Alternatively speaking: Will Chinese medicine lead to a new diabetes cure?
As the blending of alternative and mainstream medicine gains traction worldwide, more studies emerge on the benefits of embracing both Eastern and Western philosophies.
As the blending of alternative and mainstream medicine gains traction worldwide, more studies emerge on the benefits of embracing both Eastern and Western philosophies. A recent one published in the journal found that a conventional diabetes drug, when taken alongside traditional Chinese medicine herbs, was significantly more effective in treating type 2 diabetes.
The study by researchers from Peking University and Australia's University of Queensland involved 800 mainland patients with poorly controlled type 2 diabetes - which leads to complications including blindness, amputation and early death.
Patients were randomly assigned to get either the anti-diabetic drug glibenclamide alone or the "xiaoke pill", a compound of Chinese herbs and glibenclamide.
After 48 weeks, patients treated with the pill had a significant reduction in risk for hypoglycaemia (low blood sugar) and similar improvements in blood glucose control compared to patients who took only glibenclamide.

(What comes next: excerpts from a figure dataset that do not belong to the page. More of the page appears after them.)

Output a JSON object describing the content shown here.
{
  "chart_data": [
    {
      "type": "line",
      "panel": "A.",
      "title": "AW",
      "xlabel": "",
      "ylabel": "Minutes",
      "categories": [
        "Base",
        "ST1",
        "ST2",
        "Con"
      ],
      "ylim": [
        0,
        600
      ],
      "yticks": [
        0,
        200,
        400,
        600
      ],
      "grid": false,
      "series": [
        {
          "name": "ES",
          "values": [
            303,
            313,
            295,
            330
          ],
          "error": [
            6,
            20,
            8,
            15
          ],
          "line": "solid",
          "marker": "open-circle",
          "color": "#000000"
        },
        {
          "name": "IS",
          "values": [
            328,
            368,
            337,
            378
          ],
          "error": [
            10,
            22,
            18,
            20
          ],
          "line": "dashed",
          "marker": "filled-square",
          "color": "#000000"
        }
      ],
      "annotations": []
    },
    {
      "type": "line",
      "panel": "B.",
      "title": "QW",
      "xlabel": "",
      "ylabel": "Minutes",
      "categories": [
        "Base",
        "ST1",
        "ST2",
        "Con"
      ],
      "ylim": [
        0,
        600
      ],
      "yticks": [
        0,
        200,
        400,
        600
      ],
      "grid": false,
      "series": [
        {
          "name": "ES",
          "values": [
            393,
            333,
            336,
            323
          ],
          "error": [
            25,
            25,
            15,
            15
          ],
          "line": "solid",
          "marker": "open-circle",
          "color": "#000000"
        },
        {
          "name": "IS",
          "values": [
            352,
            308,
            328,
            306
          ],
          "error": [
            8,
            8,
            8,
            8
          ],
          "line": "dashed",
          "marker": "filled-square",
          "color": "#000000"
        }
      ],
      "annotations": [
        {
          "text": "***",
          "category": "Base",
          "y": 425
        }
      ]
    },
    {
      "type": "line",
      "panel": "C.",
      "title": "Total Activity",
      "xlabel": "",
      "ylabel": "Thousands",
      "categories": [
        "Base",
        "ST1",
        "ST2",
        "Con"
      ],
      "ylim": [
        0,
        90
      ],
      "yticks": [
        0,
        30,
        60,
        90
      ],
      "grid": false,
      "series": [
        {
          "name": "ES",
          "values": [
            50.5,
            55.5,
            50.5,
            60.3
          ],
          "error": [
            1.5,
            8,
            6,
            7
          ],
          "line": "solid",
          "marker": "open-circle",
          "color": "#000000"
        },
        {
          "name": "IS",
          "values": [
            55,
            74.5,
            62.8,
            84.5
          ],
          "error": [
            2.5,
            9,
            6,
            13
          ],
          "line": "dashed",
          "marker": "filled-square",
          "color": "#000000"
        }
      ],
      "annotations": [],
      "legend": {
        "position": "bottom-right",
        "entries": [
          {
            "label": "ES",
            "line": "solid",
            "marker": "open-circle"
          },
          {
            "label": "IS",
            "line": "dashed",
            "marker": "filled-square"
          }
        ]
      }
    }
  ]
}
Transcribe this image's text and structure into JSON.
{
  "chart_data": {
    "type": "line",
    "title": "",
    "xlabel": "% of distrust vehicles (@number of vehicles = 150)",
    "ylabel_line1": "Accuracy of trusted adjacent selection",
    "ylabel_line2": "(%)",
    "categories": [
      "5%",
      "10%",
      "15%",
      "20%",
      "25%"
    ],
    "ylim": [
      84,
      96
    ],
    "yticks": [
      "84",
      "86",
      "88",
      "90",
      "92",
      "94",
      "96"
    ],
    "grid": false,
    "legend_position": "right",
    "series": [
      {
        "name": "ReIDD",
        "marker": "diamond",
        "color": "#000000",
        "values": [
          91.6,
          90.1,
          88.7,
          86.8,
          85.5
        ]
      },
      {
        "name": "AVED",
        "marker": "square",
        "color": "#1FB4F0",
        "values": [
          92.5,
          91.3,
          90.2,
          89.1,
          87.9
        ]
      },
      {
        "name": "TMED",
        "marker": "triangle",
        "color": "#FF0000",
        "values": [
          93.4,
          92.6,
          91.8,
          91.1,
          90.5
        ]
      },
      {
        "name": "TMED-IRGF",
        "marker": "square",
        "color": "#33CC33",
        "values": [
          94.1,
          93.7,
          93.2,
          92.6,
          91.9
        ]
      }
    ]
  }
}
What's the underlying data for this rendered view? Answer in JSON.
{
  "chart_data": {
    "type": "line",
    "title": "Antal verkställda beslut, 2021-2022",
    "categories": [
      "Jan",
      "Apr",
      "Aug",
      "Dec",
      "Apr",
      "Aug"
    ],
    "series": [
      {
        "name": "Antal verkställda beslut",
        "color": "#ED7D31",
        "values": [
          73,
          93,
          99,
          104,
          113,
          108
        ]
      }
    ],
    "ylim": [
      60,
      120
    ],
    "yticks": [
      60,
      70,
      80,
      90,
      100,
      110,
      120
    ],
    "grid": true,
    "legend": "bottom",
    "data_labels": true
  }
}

Professor Ji Linong, the study's main author and director of the department of endocrinology and metabolism at Peking University People's Hospital, believes the results add clinical support for the product's effectiveness. "Traditional Chinese medicine [TCM] is used widely in treating type 2 diabetes not only in China, but also in the other parts of the world," says Ji.
"But the role of TCM and other herbal medicines in the management of [the disease] is still not established. The absence of scientific understanding has caused scepticism and criticism about TCM, often because of the low methodological quality of trials."